Setting up an intervention to reduce vertical transmission of HIV may have important secondary benefits, including opportunities to reduce further heterosexual transmission by motivating women to practise safer sex, preventing acquisition of HIV infection in those identified as negative, and protecting partners in those who are positive. Knowledge of the risk of transmission to the babies of HIV infected women allows for vigilant follow up care of the infants and prophylactic medication to prevent opportunistic infections. These benefits have not been quantified in developing countries and hence are not included in the model.
Critics have raised the problem and the associated costs of increased numbers of orphans if children are protected from perinatal transmission. Infected children, whether they are orphans or not, however, incur substantial costs to the health system because of repeated admissions, longer length of hospital stay and survival up to 5 years of age in many cases.27–30 Even if children are orphaned they will incur less cost to the state and remaining relatives (who are their most likely carers) if they are uninfected with HIV.
Generalisation of results
The generalisability of our results is best illustrated by sensitivity analyses. Settings with low rates of HIV infection would seem to be the most obvious relative contraindication to intervention for economic reasons. Elimination of breast feeding in settings with high infant mortality or where there is a strong protective effect of breast feeding would not be recommended as more deaths would be caused than saved by formula feeding. We believe, however, that regardless of setting women who test positive for HIV during pregnancy should be given information to enable them to make an informed decision as to how to feed their infants. The antiretroviral interventions were generally more robust in the face of changes in the various settings, with or without formula feeding. Recently published results from an antiretroviral trial in breastfeeding women support this finding.2 The scope of this paper does not allow description of all possible combinations. We would encourage anyone interested in applying the model to local conditions to contact the authors directly.

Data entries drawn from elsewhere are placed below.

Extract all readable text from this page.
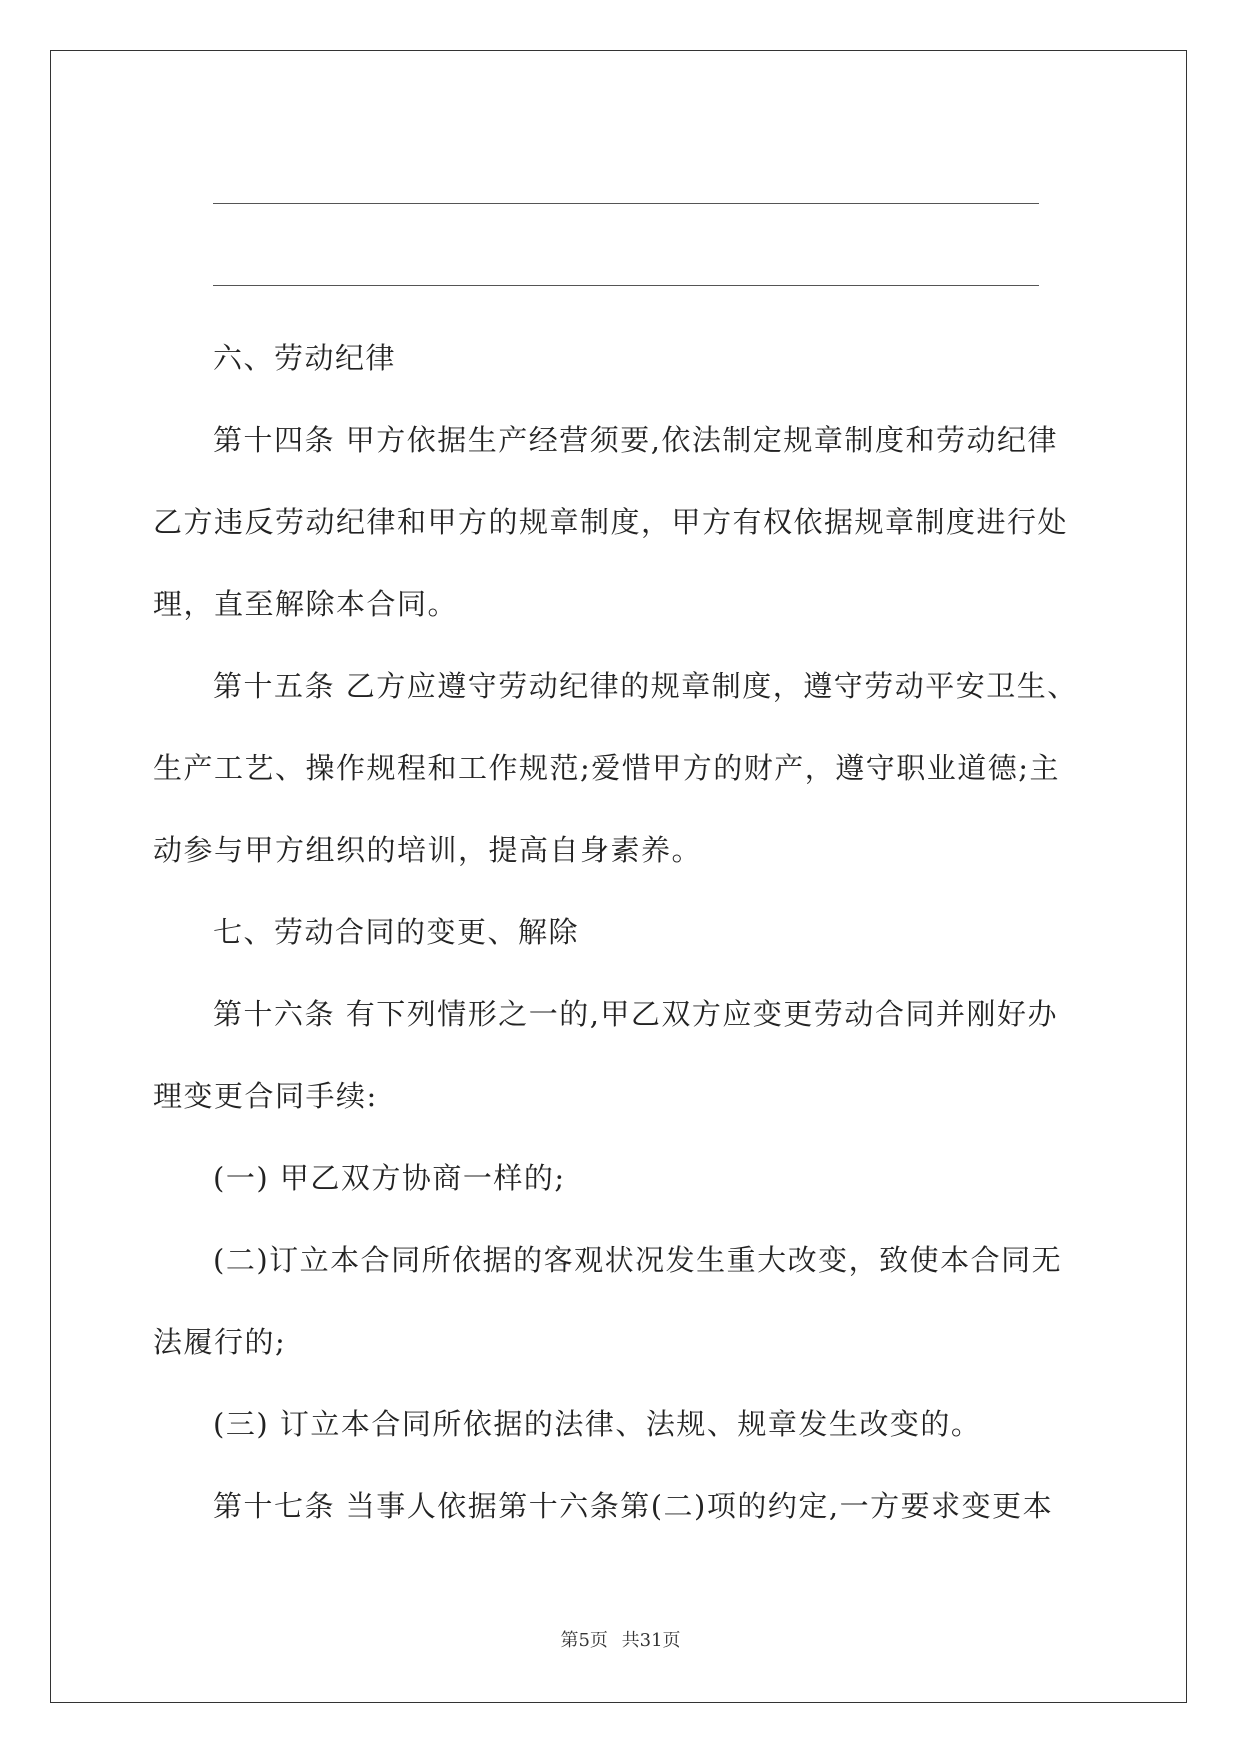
六、劳动纪律
第十四条 甲方依据生产经营须要,依法制定规章制度和劳动纪律
乙方违反劳动纪律和甲方的规章制度，甲方有权依据规章制度进行处
理，直至解除本合同。
第十五条 乙方应遵守劳动纪律的规章制度，遵守劳动平安卫生、
生产工艺、操作规程和工作规范;爱惜甲方的财产，遵守职业道德;主
动参与甲方组织的培训，提高自身素养。
七、劳动合同的变更、解除
第十六条 有下列情形之一的,甲乙双方应变更劳动合同并刚好办
理变更合同手续:
(一) 甲乙双方协商一样的;
(二)订立本合同所依据的客观状况发生重大改变，致使本合同无
法履行的;
(三) 订立本合同所依据的法律、法规、规章发生改变的。
第十七条 当事人依据第十六条第(二)项的约定,一方要求变更本
第5页 共31页
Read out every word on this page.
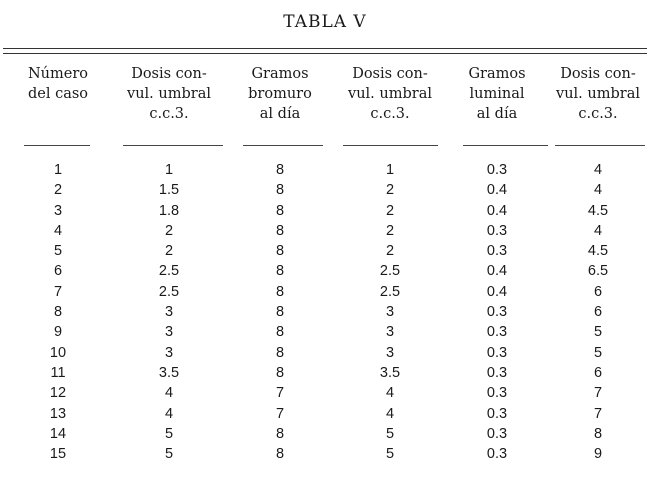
TABLA V
Número
del caso	Dosis con-
vul. umbral
c.c.3.	Gramos
bromuro
al día	Dosis con-
vul. umbral
c.c.3.	Gramos
luminal
al día	Dosis con-
vul. umbral
c.c.3.

1	1	8	1	0.3	4
2	1.5	8	2	0.4	4
3	1.8	8	2	0.4	4.5
4	2	8	2	0.3	4
5	2	8	2	0.3	4.5
6	2.5	8	2.5	0.4	6.5
7	2.5	8	2.5	0.4	6
8	3	8	3	0.3	6
9	3	8	3	0.3	5
10	3	8	3	0.3	5
11	3.5	8	3.5	0.3	6
12	4	7	4	0.3	7
13	4	7	4	0.3	7
14	5	8	5	0.3	8
15	5	8	5	0.3	9
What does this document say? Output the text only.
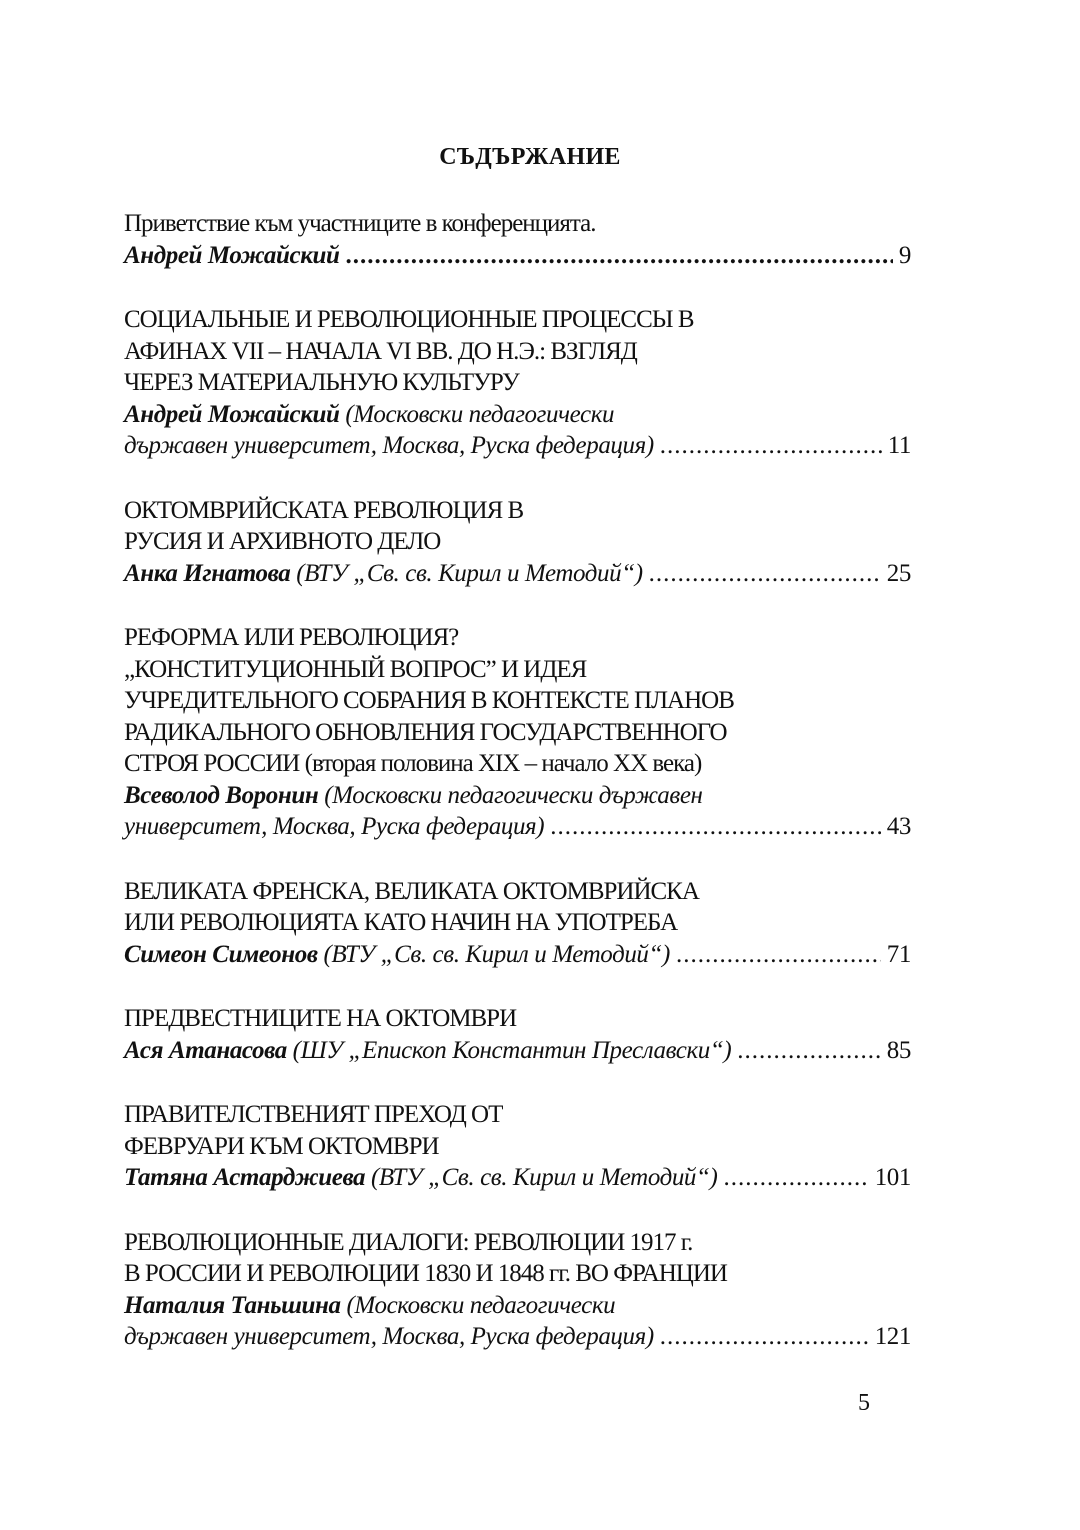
СЪДЪРЖАНИЕ
Приветствие към участниците в конференцията.
Андрей Можайский .....	9
СОЦИАЛЬНЫЕ И РЕВОЛЮЦИОННЫЕ ПРОЦЕССЫ В
АФИНАХ VII – НАЧАЛА VI ВВ. ДО Н.Э.: ВЗГЛЯД
ЧЕРЕЗ МАТЕРИАЛЬНУЮ КУЛЬТУРУ
Андрей Можайский (Московски педагогически
държавен университет, Москва, Руска федерация) .....	11
ОКТОМВРИЙСКАТА РЕВОЛЮЦИЯ В
РУСИЯ И АРХИВНОТО ДЕЛО
Анка Игнатова (ВТУ „Св. св. Кирил и Методий“) .....	25
РЕФОРМА ИЛИ РЕВОЛЮЦИЯ?
„КОНСТИТУЦИОННЫЙ ВОПРОС” И ИДЕЯ
УЧРЕДИТЕЛЬНОГО СОБРАНИЯ В КОНТЕКСТЕ ПЛАНОВ
РАДИКАЛЬНОГО ОБНОВЛЕНИЯ ГОСУДАРСТВЕННОГО
СТРОЯ РОССИИ (вторая половина XIX – начало XX века)
Всеволод Воронин (Московски педагогически държавен
университет, Москва, Руска федерация) .....	43
ВЕЛИКАТА ФРЕНСКА, ВЕЛИКАТА ОКТОМВРИЙСКА
ИЛИ РЕВОЛЮЦИЯТА КАТО НАЧИН НА УПОТРЕБА
Симеон Симеонов (ВТУ „Св. св. Кирил и Методий“) .....	71
ПРЕДВЕСТНИЦИТЕ НА ОКТОМВРИ
Ася Атанасова (ШУ „Епископ Константин Преславски“) .....	85
ПРАВИТЕЛСТВЕНИЯТ ПРЕХОД ОТ
ФЕВРУАРИ КЪМ ОКТОМВРИ
Татяна Астарджиева (ВТУ „Св. св. Кирил и Методий“) .....	101
РЕВОЛЮЦИОННЫЕ ДИАЛОГИ: РЕВОЛЮЦИИ 1917 г.
В РОССИИ И РЕВОЛЮЦИИ 1830 И 1848 гг. ВО ФРАНЦИИ
Наталия Таньшина (Московски педагогически
държавен университет, Москва, Руска федерация) .....	121
5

While mathematical models are useful in highlighting the key determinants of an intervention’s likely suitability, they cannot deal with either feasibility or unexpected adverse effects that may occur. In South Africa, where HIV seroprevalence is high, infant mortality is generally below 50/1000, there is a high level of spending on HIV infected children, and the infrastructure is relatively sophisticated, it would seem inadvisable to delay piloting such an intervention.
Acknowledgments
We thank participants at a number of conferences and two anonymous referees for suggestions. Thanks are also due to the paediatrics department at Chris Hani Baragwanath Hospital, the South African National Department of Health, and the Gauteng Provincial Department of Health for data provided. Any errors remain the responsibility of the authors.
Footnotes
Funding: None.
Competing interests: None declared.
References
- 1.Stover J, Way P. Projecting the impact of AIDS on mortality. AIDS. 1998;12:S29–S39. [PubMed] [Google Scholar]
- 2.Dabis F, Msellati P, Meda N, Welffens-Ekra C, You B, Olivier M, et al. 6-month efficacy, tolerance, and acceptability of a short regimen of oral zidovudine to reduce vertical transmission of HIV in breastfed children in Cote d’Ivoire and Burkino Faso: a double-blind placebo-controlled multicentre trial. Lancet. 1999;353:786–792. doi: 10.1016/s0140-6736(98)11046-2. [DOI] [PubMed] [Google Scholar]
- 3.Wiktor SZ, Ekpini E, Karon JM, Nkengasong J, Maurice C, Severin ST, et al. Short-course oral zidovudine for prevention of mother-to-child transmission of HIV-1 in Abidjan, Cote d’Ivoire: a randomised trial. Lancet. 1999;353:781–785. doi: 10.1016/S0140-6736(98)10412-9. [DOI] [PubMed] [Google Scholar]
- 4.Shaffer N, Chuachoowong R, Mock PA, Bhadrakom C, Siriwasin W, Young NL, et al. Short-course zidovudine for perinatal HIV-1 transmission in Bangkok, Thailand: a randomised controlled trial. Lancet. 1999;353:773–780. doi: 10.1016/s0140-6736(98)10411-7. [DOI] [PubMed] [Google Scholar]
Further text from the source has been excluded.